Install serverless and other required node packages and configure serverless (sls) for the project.
npm install
sls login
Create a virtualenv locally and install python packages.
virtualenv venv --python=python3
source ./venv/bin/activate
pip install -r requirements.txt
For local development you will want to use the venv previously created. This will run a local application server and connect to your Snowflake account for data access.
Start the local serverless server.
sls wsgi serve
After successful startup, you can call the created application via HTTP:
curl http://localhost:5000/
Which should result in the following response:
{"result":"Nothing to see here", "time_ms": 0}
Build and deploy the application to AWS. For your first time, you will have to run sls without deploy to configure the project.
sls deploy
Also, Serverless requires a LOT of permissions in AWS. This part was challenging if you're trying to achieve Principles of Least Privellege.
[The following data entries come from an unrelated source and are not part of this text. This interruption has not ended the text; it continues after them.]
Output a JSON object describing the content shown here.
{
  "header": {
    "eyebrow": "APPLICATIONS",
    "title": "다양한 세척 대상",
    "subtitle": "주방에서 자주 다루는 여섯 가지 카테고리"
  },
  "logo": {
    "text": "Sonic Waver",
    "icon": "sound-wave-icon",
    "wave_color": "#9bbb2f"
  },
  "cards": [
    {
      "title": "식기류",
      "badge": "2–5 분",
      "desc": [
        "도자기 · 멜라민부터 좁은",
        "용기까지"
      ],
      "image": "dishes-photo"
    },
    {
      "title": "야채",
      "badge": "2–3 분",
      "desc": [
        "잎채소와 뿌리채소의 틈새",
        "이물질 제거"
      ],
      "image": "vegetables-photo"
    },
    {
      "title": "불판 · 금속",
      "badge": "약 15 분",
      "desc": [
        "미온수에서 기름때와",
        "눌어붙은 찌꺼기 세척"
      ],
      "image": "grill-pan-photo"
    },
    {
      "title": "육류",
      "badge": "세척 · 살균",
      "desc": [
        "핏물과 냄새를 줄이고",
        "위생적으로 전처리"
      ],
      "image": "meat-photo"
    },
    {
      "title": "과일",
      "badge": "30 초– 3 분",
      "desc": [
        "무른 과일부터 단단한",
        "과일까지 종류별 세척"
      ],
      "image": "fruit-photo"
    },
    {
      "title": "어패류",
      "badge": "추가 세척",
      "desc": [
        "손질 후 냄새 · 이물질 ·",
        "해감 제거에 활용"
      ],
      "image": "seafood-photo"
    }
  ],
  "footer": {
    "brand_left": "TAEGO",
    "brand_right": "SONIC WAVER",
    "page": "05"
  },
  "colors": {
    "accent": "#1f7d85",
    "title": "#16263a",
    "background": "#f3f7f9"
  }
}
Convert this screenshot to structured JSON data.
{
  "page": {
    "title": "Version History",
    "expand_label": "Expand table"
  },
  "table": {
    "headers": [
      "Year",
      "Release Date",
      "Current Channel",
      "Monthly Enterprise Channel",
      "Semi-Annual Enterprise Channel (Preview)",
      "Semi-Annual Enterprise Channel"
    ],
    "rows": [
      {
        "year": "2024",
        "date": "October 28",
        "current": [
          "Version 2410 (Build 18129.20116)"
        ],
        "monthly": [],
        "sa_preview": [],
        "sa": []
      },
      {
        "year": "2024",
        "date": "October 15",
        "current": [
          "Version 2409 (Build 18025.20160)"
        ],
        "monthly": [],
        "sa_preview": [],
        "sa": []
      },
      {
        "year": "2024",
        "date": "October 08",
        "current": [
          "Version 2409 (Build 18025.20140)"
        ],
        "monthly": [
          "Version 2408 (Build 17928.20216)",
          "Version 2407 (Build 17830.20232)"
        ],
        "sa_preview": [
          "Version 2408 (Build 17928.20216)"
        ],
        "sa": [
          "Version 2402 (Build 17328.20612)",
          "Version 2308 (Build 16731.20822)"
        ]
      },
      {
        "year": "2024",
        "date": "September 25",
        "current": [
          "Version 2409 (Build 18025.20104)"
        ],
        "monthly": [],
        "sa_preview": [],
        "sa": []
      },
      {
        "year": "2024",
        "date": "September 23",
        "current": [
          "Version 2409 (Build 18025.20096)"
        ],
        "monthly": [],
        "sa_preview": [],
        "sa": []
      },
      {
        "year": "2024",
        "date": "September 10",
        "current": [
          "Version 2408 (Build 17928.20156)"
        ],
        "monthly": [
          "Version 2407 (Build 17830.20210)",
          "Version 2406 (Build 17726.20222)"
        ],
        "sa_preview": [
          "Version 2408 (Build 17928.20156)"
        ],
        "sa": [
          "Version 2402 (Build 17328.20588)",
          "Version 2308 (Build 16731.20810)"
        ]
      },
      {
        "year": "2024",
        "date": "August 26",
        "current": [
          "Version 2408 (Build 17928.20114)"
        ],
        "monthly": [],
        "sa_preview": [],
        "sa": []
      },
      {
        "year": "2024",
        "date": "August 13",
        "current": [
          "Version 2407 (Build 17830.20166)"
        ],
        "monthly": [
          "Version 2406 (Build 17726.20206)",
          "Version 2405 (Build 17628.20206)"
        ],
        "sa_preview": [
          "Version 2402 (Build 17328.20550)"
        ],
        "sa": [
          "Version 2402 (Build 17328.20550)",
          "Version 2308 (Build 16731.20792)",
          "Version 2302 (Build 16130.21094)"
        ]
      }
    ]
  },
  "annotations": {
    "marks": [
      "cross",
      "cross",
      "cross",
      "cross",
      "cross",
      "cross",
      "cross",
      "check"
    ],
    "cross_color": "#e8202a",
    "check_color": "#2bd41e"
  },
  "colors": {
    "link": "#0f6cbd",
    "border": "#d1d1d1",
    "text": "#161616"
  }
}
I ended up creation a very permissive policy :(
{ "Version": "2012-10-17", "Statement": [ { "Effect": "Allow", "Action": [ "cloudformation:", "iam:", "lambda:", "s3:", "logs:", "apigateway:", "dynamodb:", "events:" ], "Resource": "*" } ] }
After successful deployment, you can call the created application via HTTP:
curl https://xxxxxxx.execute-api.us-west-2.amazonaws.com/dev/
Which should result in the following response:
{"result":"Nothing to see here", "time_ms": 0}
By default, AWS Lambda limits the total concurrent executions across all functions within a given region to 1000. The default limit is a safety limit that protects you from costs due to potential runaway or recursive functions during initial development and testing. To increase this limit above the default, follow the steps in To request a limit increase for concurrent executions.
The demo provides 2 types of connection methods for querying Snowflake 1 - Snowflake's Python Connector - connector.py 2 - Snowflakes REST based connector - sqlapi.py
The connector.py example provides formatted jsonn with header values to afford you the opportunity to parse and filter results using jquery.
The sqlapi.py example returns raw, non header json.